All schools need trained careers teachers, says charity
All schools in England should have a teacher trained to give high-quality careers advice, particularly to poorer pupils, says a charity.
Without a fresh effort, careers advice in schools will remain "fragmented and ineffective", says Teach First.
Schools should be held to account for what their pupils are doing two years after GCSEs, it adds.
Education Secretary Nicky Morgan said she agreed schools needed additional support to boost careers advice.
Teach First, which trains high-achieving new graduates to work in challenging schools, launched the report alongside a new careers guidance programme for its own teaching recruits.
The charity says teachers should be at the heart of careers education with the support of policy makers and businesses.
It says pupils from disadvantaged backgrounds are particularly likely to lose out from poor careers guidance.
The proportion of poorer young people not in education, employment or training after the age of 16, is five times that of their wealthier classmates according to the charity's analysis of official figures.
It wants to see a teacher or member of middle management trained to take the lead on careers guidance in every school.
This would allow them to build and manage links with employers, businesses and independent careers experts and ensure children learn about the working world.
Jude Heaton, Teach First's director for higher education access and employability, said the need for better careers and employability education had "acute moral and economic implications for all of us".
"As those best placed to support children with their aspirations and careers choices, teachers are at the core of any lasting solution, yet too often when we talk about the paths in life that are right for young people, teachers are an afterthought.
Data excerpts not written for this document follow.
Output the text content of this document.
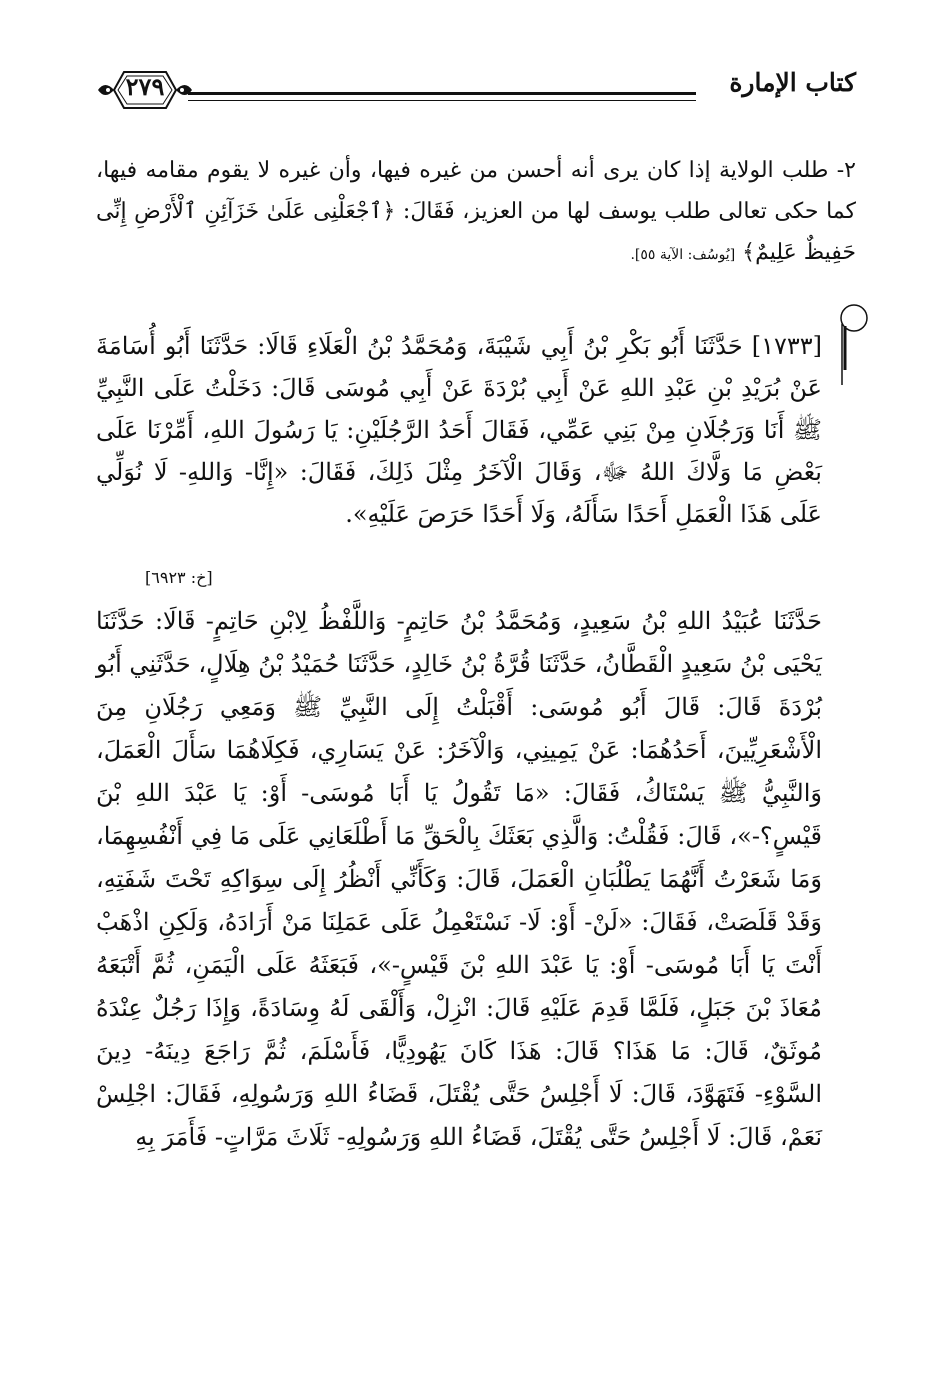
كتاب الإمارة
٢٧٩
٢- طلب الولاية إذا كان يرى أنه أحسن من غيره فيها، وأن غيره لا يقوم مقامه فيها، كما حكى تعالى طلب يوسف لها من العزيز، فَقَالَ: ﴿ٱجْعَلْنِى عَلَىٰ خَزَآئِنِ ٱلْأَرْضِ إِنِّى حَفِيظٌ عَلِيمٌ﴾ [يُوسُف: الآية ٥٥].
[١٧٣٣] حَدَّثَنَا أَبُو بَكْرِ بْنُ أَبِي شَيْبَةَ، وَمُحَمَّدُ بْنُ الْعَلَاءِ قَالَا: حَدَّثَنَا أَبُو أُسَامَةَ عَنْ بُرَيْدِ بْنِ عَبْدِ اللهِ عَنْ أَبِي بُرْدَةَ عَنْ أَبِي مُوسَى قَالَ: دَخَلْتُ عَلَى النَّبِيِّ ﷺ أَنَا وَرَجُلَانِ مِنْ بَنِي عَمِّي، فَقَالَ أَحَدُ الرَّجُلَيْنِ: يَا رَسُولَ اللهِ، أَمِّرْنَا عَلَى بَعْضِ مَا وَلَّاكَ اللهُ ﷻ، وَقَالَ الْآخَرُ مِثْلَ ذَلِكَ، فَقَالَ: «إِنَّا- وَاللهِ- لَا نُوَلِّي عَلَى هَذَا الْعَمَلِ أَحَدًا سَأَلَهُ، وَلَا أَحَدًا حَرَصَ عَلَيْهِ».
[خ: ٦٩٢٣]
حَدَّثَنَا عُبَيْدُ اللهِ بْنُ سَعِيدٍ، وَمُحَمَّدُ بْنُ حَاتِمٍ- وَاللَّفْظُ لِابْنِ حَاتِمٍ- قَالَا: حَدَّثَنَا يَحْيَى بْنُ سَعِيدٍ الْقَطَّانُ، حَدَّثَنَا قُرَّةُ بْنُ خَالِدٍ، حَدَّثَنَا حُمَيْدُ بْنُ هِلَالٍ، حَدَّثَنِي أَبُو بُرْدَةَ قَالَ: قَالَ أَبُو مُوسَى: أَقْبَلْتُ إِلَى النَّبِيِّ ﷺ وَمَعِي رَجُلَانِ مِنَ الْأَشْعَرِيِّينَ، أَحَدُهُمَا: عَنْ يَمِينِي، وَالْآخَرُ: عَنْ يَسَارِي، فَكِلَاهُمَا سَأَلَ الْعَمَلَ، وَالنَّبِيُّ ﷺ يَسْتَاكُ، فَقَالَ: «مَا تَقُولُ يَا أَبَا مُوسَى- أَوْ: يَا عَبْدَ اللهِ بْنَ قَيْسٍ؟-»، قَالَ: فَقُلْتُ: وَالَّذِي بَعَثَكَ بِالْحَقِّ مَا أَطْلَعَانِي عَلَى مَا فِي أَنْفُسِهِمَا، وَمَا شَعَرْتُ أَنَّهُمَا يَطْلُبَانِ الْعَمَلَ، قَالَ: وَكَأَنِّي أَنْظُرُ إِلَى سِوَاكِهِ تَحْتَ شَفَتِهِ، وَقَدْ قَلَصَتْ، فَقَالَ: «لَنْ- أَوْ: لَا- نَسْتَعْمِلُ عَلَى عَمَلِنَا مَنْ أَرَادَهُ، وَلَكِنِ اذْهَبْ أَنْتَ يَا أَبَا مُوسَى- أَوْ: يَا عَبْدَ اللهِ بْنَ قَيْسٍ-»، فَبَعَثَهُ عَلَى الْيَمَنِ، ثُمَّ أَتْبَعَهُ مُعَاذَ بْنَ جَبَلٍ، فَلَمَّا قَدِمَ عَلَيْهِ قَالَ: انْزِلْ، وَأَلْقَى لَهُ وِسَادَةً، وَإِذَا رَجُلٌ عِنْدَهُ مُوثَقٌ، قَالَ: مَا هَذَا؟ قَالَ: هَذَا كَانَ يَهُودِيًّا، فَأَسْلَمَ، ثُمَّ رَاجَعَ دِينَهُ- دِينَ السَّوْءِ- فَتَهَوَّدَ، قَالَ: لَا أَجْلِسُ حَتَّى يُقْتَلَ، قَضَاءُ اللهِ وَرَسُولِهِ، فَقَالَ: اجْلِسْ نَعَمْ، قَالَ: لَا أَجْلِسُ حَتَّى يُقْتَلَ، قَضَاءُ اللهِ وَرَسُولِهِ- ثَلَاثَ مَرَّاتٍ- فَأَمَرَ بِهِ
This needs to change."
He said with the right support, training, and incentives to support pupils with careers learning, teachers could be a "crucial part of the careers puzzle".
"But teachers can't do it alone. The long-term systemic change necessary, requires efforts from policymakers, employers, and rest of civil society. It is time for all of us to act."
Mrs Morgan said some schools and colleges were already doing "fantastic work" to ensure students acquired the knowledge and skills employers needed.
But provision was too often "patchy and in some places inadequate".
"Busy schools and teachers do not always have the time or training to give this crucial area the focus they should," she added.
"It is clear that many schools and colleges need additional support if we are to ensure every young person, regardless of background, receives the life-changing advice and inspiration that they need to fulfil their potential and succeed in life."
She said the government's new careers and enterprise company, announced last year, would help schools develop links with employers and improve pupils employability.
Tristram Hunt, Labour's shadow education secretary, said: "No child should be closed off from the world at the end of their street. But all too often children are being denied the information, advice and guidance that they need to make informed decisions that will shape their futures.
"This is a really exciting report by Teach First and a first-rate plan of action that puts teachers at the heart of the solution."